4. Each Section may observations made in Free Text and/or Structured Text (or both)
5. Each Surgical Pathology Cases are made up of one or more “Parts”. A Part corresponds to a discrete, labeled specimen received by pathology from surgery. As a case is worked up, a “Part” is often sub-sampled in to blocks, slides, etc. Pathology reports seldom discuss all of the process steps involved in processing a case, but they often include a section in which all the sub-sampling, processing and staining is summarized (for billing and interpretation purposes). However, in most systems today, this summation often fails to include important information. For example, a Histology Log section of a report may include the following line: Part A: Block 1: Slide 1 (Stain H&E), but it may not include the surgical description of the part (in this case “lesion, left arm”). To find that description, one needs to look at a different section of the pathology report (the Gross Description).
6. Reports have a life cycle and versions (working draft, final non-signed out, final signed out, addended, amended, etc)
7. Reports have multiple authors (in this case signed out pathologist and resident both contributed text to different sections of the report).

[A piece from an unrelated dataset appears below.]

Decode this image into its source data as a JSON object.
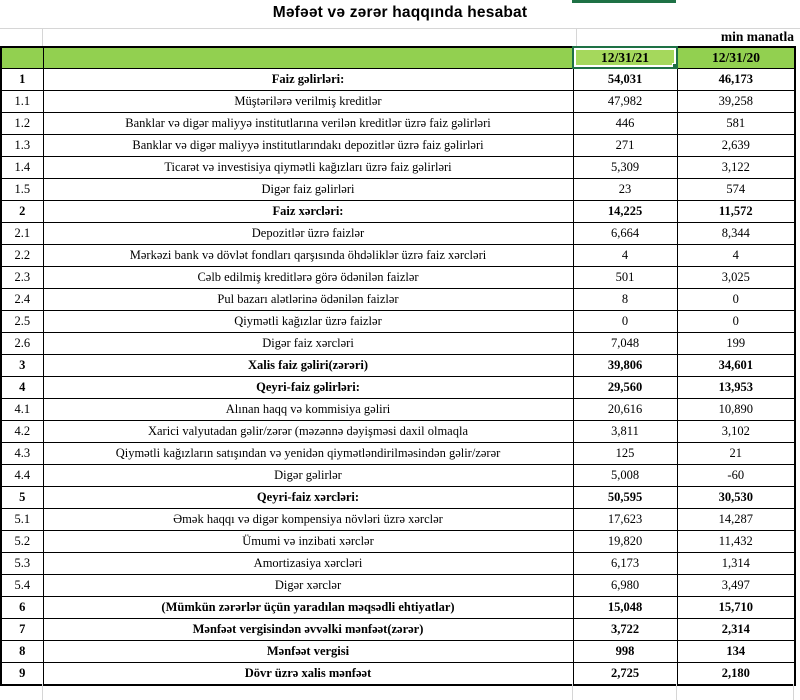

8. Different sections of the report have different value and power. The final diagnosis field is much more important than the gross description.
9. Important information is often “stuck” in free text. For example, the opinion of the dermatopathologist (in this case) was placed almost as a side note in the comment field.
Most importantly, the pathology report is a complex document:
1. The report is basically case (or encounter) centric
2. Like all medical documents, it identifies the patient, doctors, encounter, etc (usually in the headers).
3. However, the report really isn’t about the patient (or the encounter). It is about the analysis of one or more primary specimens (Parts).
4. However, the structure of the report (the way the report is handled in the LIS) is not on the basis of primary specimens but rather on the basis of “workflow based” sections like gross description, microscopic description and final diagnosis. There is only one “gross description” field in a pathology report no matter how many “parts” there are. The distinction between “parts” in a report field is done in free text. This is a major problem.
The CDA based needs to be able to handle all of above issues.